1.090 O.G. (22.5 Plato)
~ 10/1/2010 to 3/30/2011
This little concoction was brewed to celebrate out 13th anniversary. Those of you who are numerate and up on your phobias know that Triskaidekaphobia means “fear of the number 13″. After we’d done the design, owner LeRoy suggested that we should have named it Triskaidekaphilia, meaning “love of the number 13″, and I agree, but it was too late. Here are the details:
Reminiscent of the Millennium Madness we created 10 years ago, Triskaidekaphobia is a great balance of crips, clean malt, lemony hops and spice. Unfiltered but clear to the eye, Trisky is made from 100% German pilsner malt, Belgian candi sugar, 100% Czech Saaz hops, and Belgial ale yeast.

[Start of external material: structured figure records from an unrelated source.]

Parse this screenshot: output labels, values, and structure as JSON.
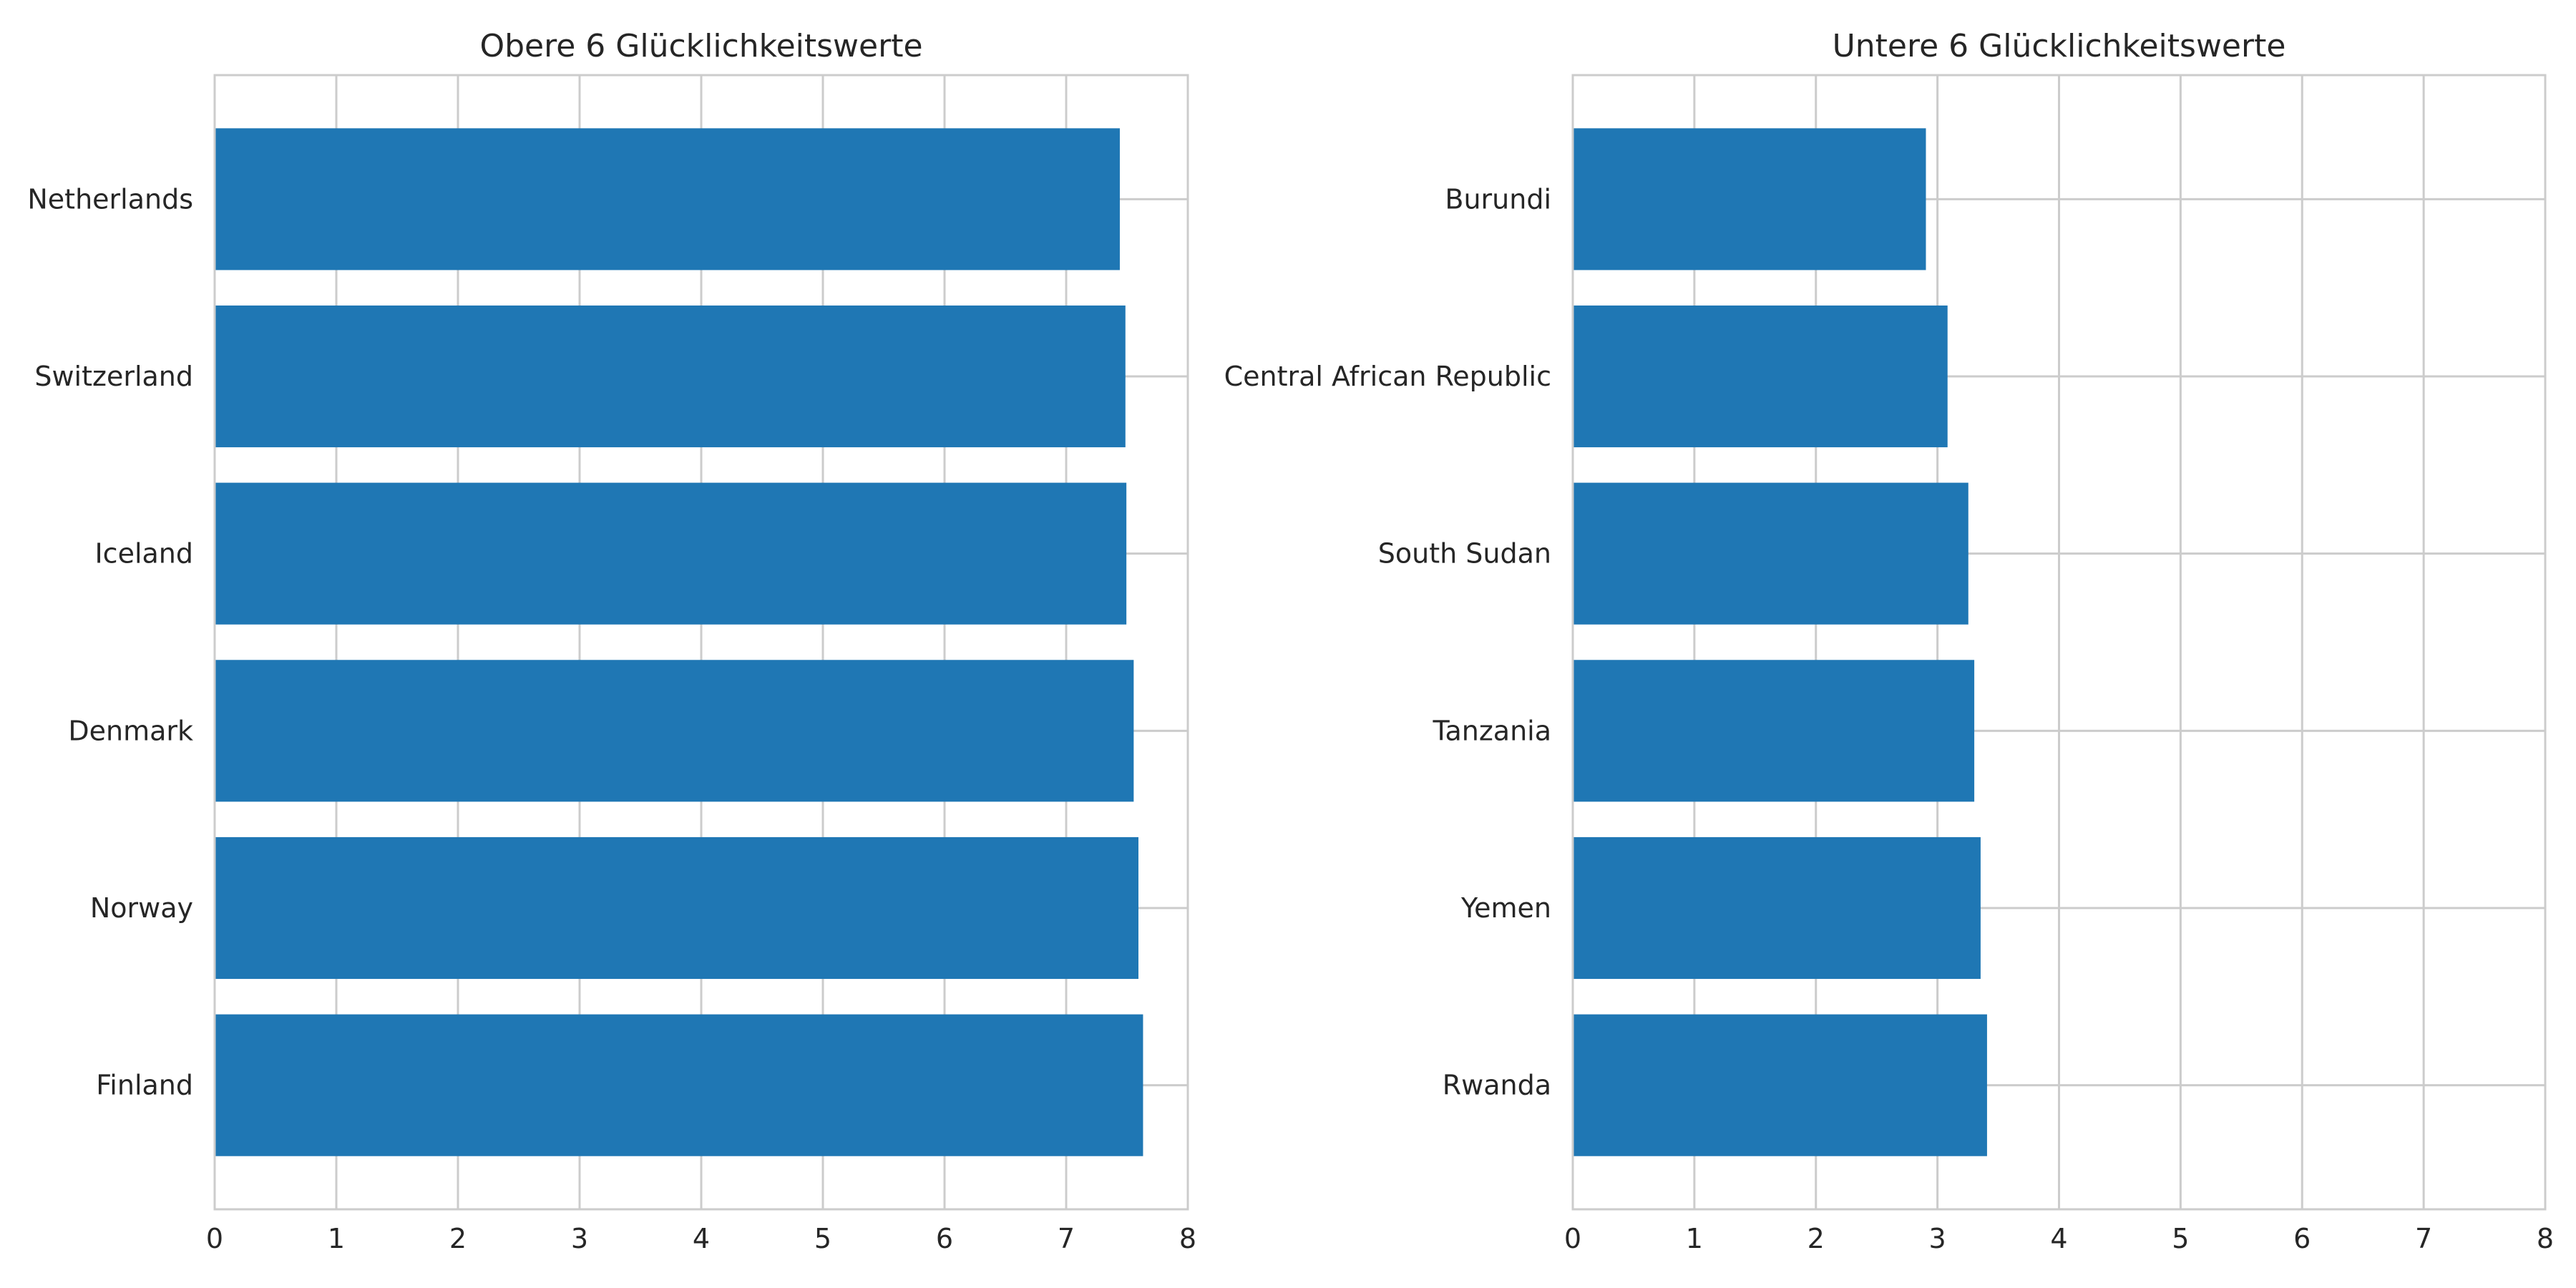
{
  "chart_data": [
    {
      "type": "bar",
      "orientation": "horizontal",
      "title": "Obere 6 Glücklichkeitswerte",
      "categories": [
        "Finland",
        "Norway",
        "Denmark",
        "Iceland",
        "Switzerland",
        "Netherlands"
      ],
      "values": [
        7.632,
        7.594,
        7.555,
        7.495,
        7.487,
        7.441
      ],
      "xlabel": "",
      "ylabel": "",
      "xlim": [
        0,
        8
      ],
      "xticks": [
        "0",
        "1",
        "2",
        "3",
        "4",
        "5",
        "6",
        "7",
        "8"
      ],
      "grid": true,
      "bar_color": "#1f77b4"
    },
    {
      "type": "bar",
      "orientation": "horizontal",
      "title": "Untere 6 Glücklichkeitswerte",
      "categories": [
        "Rwanda",
        "Yemen",
        "Tanzania",
        "South Sudan",
        "Central African Republic",
        "Burundi"
      ],
      "values": [
        3.408,
        3.355,
        3.303,
        3.254,
        3.083,
        2.905
      ],
      "xlabel": "",
      "ylabel": "",
      "xlim": [
        0,
        8
      ],
      "xticks": [
        "0",
        "1",
        "2",
        "3",
        "4",
        "5",
        "6",
        "7",
        "8"
      ],
      "grid": true,
      "bar_color": "#1f77b4"
    }
  ],
  "colors": {
    "background": "#ffffff",
    "grid": "#cccccc",
    "spine": "#cccccc",
    "text": "#262626"
  }
}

Mad Russian Imperial Stout
Most details are lost to the ages, alas! Rumor had it that the image was a compilation of Alan Moen and Owner Pat. Here is the original text:
Malts: U.S. 2-Row, Belgian Special B, U.K. Chocolate, U.S. Roast Barley
Hops: Columbus (bittering), Styrian Golding (finishing)

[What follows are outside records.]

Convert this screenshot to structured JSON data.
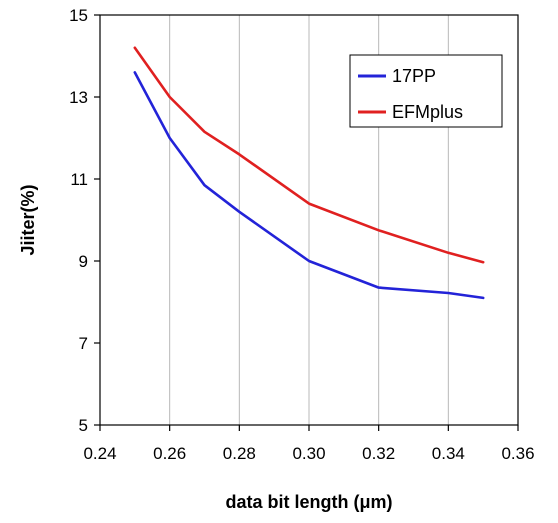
{
  "chart_data": {
    "type": "line",
    "title": "",
    "xlabel": "data bit length (μm)",
    "ylabel": "Jiiter(%)",
    "xlim": [
      0.24,
      0.36
    ],
    "ylim": [
      5,
      15
    ],
    "xticks": [
      "0.24",
      "0.26",
      "0.28",
      "0.30",
      "0.32",
      "0.34",
      "0.36"
    ],
    "yticks": [
      "5",
      "7",
      "9",
      "11",
      "13",
      "15"
    ],
    "grid": "vertical",
    "legend": "top-right",
    "series": [
      {
        "name": "17PP",
        "color": "#2323d8",
        "x": [
          0.25,
          0.26,
          0.27,
          0.28,
          0.3,
          0.32,
          0.34,
          0.35
        ],
        "y": [
          13.6,
          12.0,
          10.85,
          10.2,
          9.0,
          8.35,
          8.22,
          8.1
        ]
      },
      {
        "name": "EFMplus",
        "color": "#e02020",
        "x": [
          0.25,
          0.26,
          0.27,
          0.28,
          0.3,
          0.32,
          0.34,
          0.35
        ],
        "y": [
          14.2,
          13.0,
          12.15,
          11.6,
          10.4,
          9.75,
          9.2,
          8.97
        ]
      }
    ]
  }
}
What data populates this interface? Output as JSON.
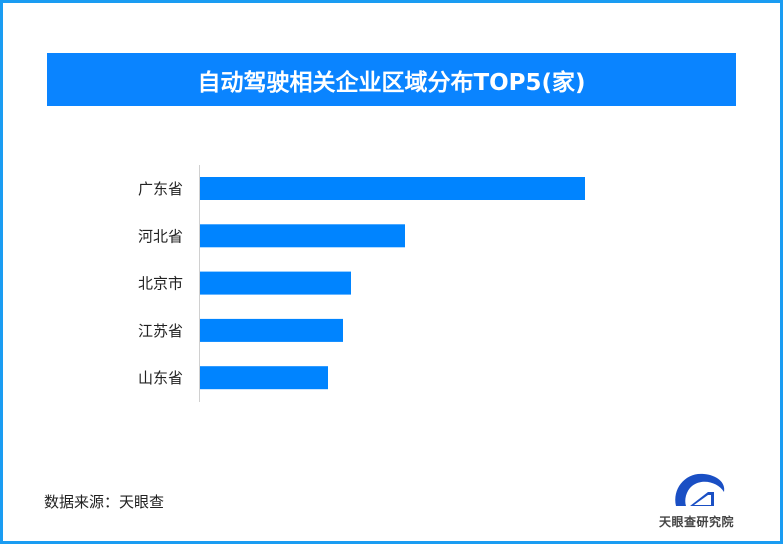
{
  "colors": {
    "frame": "#1a9cf2",
    "banner": "#0a84ff",
    "bar": "#0084ff",
    "axis": "#d0d0d0",
    "logo": "#1a4fc4"
  },
  "chart_data": {
    "type": "bar",
    "orientation": "horizontal",
    "title": "自动驾驶相关企业区域分布TOP5(家)",
    "categories": [
      "广东省",
      "河北省",
      "北京市",
      "江苏省",
      "山东省"
    ],
    "values": [
      385,
      205,
      151,
      143,
      128
    ],
    "xlim": [
      0,
      385
    ],
    "grid": false,
    "xlabel": "",
    "ylabel": ""
  },
  "footer": {
    "source": "数据来源：天眼查",
    "logo_text": "天眼查研究院"
  }
}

Flavor: Big bodied, rich and smooth with much licorice and prunes amid all the sweet pillowy maltiness. Well matured with over 4 months cellaring.

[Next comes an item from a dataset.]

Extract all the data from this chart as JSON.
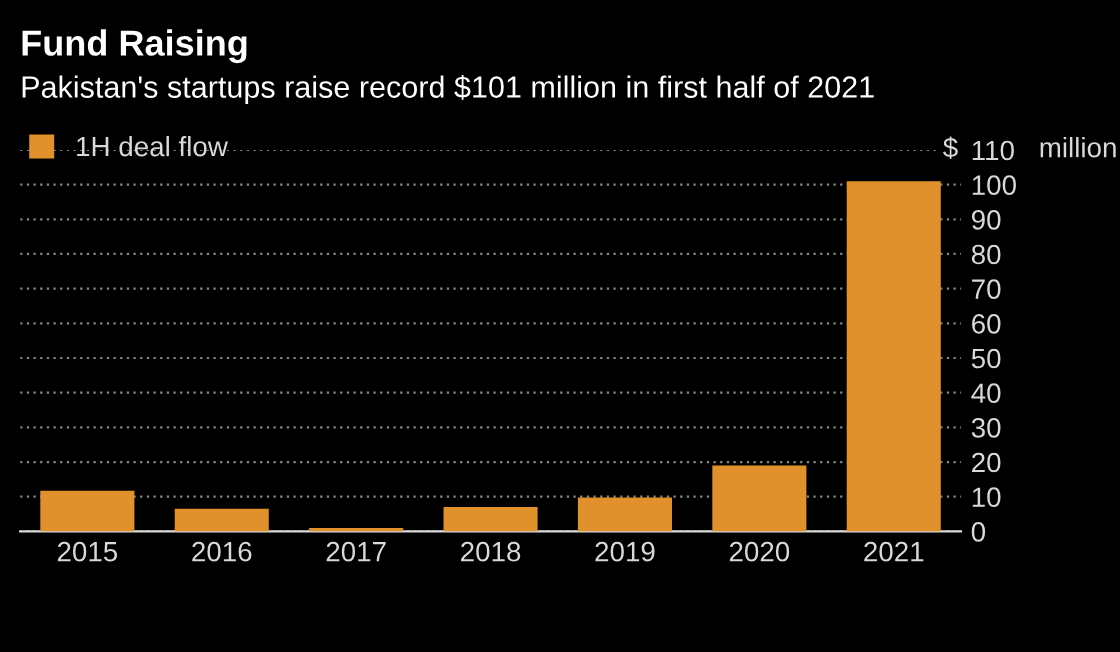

Millennium Madness Belgian Tripel
The year 2000
Remember when we were going to click over an even 2000 years A.D. and everyone decided that some horrible computer glitch was going to shut down the entire developed world, so people were withdrawing their life savings and buying Krugerrands, and stockpiling pallets of bottled water and toilet paper? OOH! Scary! So, we brewed up this little number, put it into 100 Jeroboams and had Brewmaster Rande Reed sign each one. Owner David, who is quite the jokester, gave me a mounted label set with the number 666 on it. There are rumors that a couple of bottles of this are still out there. Can anyone confirm that? Here is the description:
Our brewmaster has created a unique brew, which offers a complex nose with hints of oranges and herbal spiciness, backed up by a velvety smooth malt character, all of which should make the madness of the long-dreaded new Millennium much more enjoyable.